– Hé ! Qu'allaient-ils faire par là ? s'exclama le comte.
– La tempête...
– Mais... il n'y a pas de tempête.
Et l'on s'étonne, en effet.
Certes, il vente dur et la mer est agitée, mais pour une fois le ciel est clair, et pour les navires au large, la côte avec ses feux de position doit être fort visible.
– S'agit-il d'un morutier ?
– Comment le savoir ?... Il fait trop sombre encore, mais l'on entend des cris à vous faire dresser les cheveux sur la tête. Ma femme et ma fille sont déjà sur la plage avec la servante et le voisin.
Ainsi, à peine remis d'une journée de festivités, les habitants de Gouldsboro se retrouvent debout, ensommeillés et angoissés, dans une aube venteuse, à ouïr de la plage de la crique Bleue des cris lointains d'épouvante qui montent, tragiques, d'une pénombre grise où, par intermittence, on entr'aperçoit, là-bas, au ras des vagues, les mâts d'un vaisseau à demi englouti.

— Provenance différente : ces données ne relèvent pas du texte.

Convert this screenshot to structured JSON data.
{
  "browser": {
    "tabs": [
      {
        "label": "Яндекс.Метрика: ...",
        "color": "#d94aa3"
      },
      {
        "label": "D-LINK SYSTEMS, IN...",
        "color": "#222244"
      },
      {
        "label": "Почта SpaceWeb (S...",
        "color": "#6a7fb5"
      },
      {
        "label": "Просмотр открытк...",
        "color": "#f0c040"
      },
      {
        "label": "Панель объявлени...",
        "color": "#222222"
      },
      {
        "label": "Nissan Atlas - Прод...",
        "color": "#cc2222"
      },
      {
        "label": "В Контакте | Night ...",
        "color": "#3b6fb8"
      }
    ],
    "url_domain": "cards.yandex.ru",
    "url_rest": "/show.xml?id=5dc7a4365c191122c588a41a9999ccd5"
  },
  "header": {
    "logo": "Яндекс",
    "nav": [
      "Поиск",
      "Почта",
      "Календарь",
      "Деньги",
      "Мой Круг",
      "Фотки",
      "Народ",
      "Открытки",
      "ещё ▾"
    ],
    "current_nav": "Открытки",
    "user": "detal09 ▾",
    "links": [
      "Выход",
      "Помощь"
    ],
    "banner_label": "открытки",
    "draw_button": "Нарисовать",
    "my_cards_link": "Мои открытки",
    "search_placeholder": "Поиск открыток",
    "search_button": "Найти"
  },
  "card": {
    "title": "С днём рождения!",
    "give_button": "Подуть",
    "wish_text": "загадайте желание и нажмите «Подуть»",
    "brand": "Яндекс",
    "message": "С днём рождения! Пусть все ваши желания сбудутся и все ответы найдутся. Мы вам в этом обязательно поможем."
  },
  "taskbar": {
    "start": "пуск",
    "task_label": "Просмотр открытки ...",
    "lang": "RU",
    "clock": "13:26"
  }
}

Angélique est présente avec la plupart des dames de Gouldsboro. Le navire en perdition est immergé jusqu'à la rambarde. Chose étrange, il ne coule pas encore et les courants à l'entrée de la baie le malmènent d'une extrémité à l'autre des presqu'îles qui en fermaient l'issue, où chaque fois l'on s'attend à le voir s'écraser et éclater comme une lourde barrique trop pleine, puis il repart en sens inverse, en balançant ses trois mâts où pendent et s'agitent des voiles mal gréées et des haubans inutiles. Pourvu qu'ils tiennent jusqu'à l'arrivée du chébec et du cotre de Gouldsboro qui, ayant à leur bord Joffrey de Peyrac et Colin Paturel, sont en train de contourner la pointe d'Yvernec pour les joindre par mer.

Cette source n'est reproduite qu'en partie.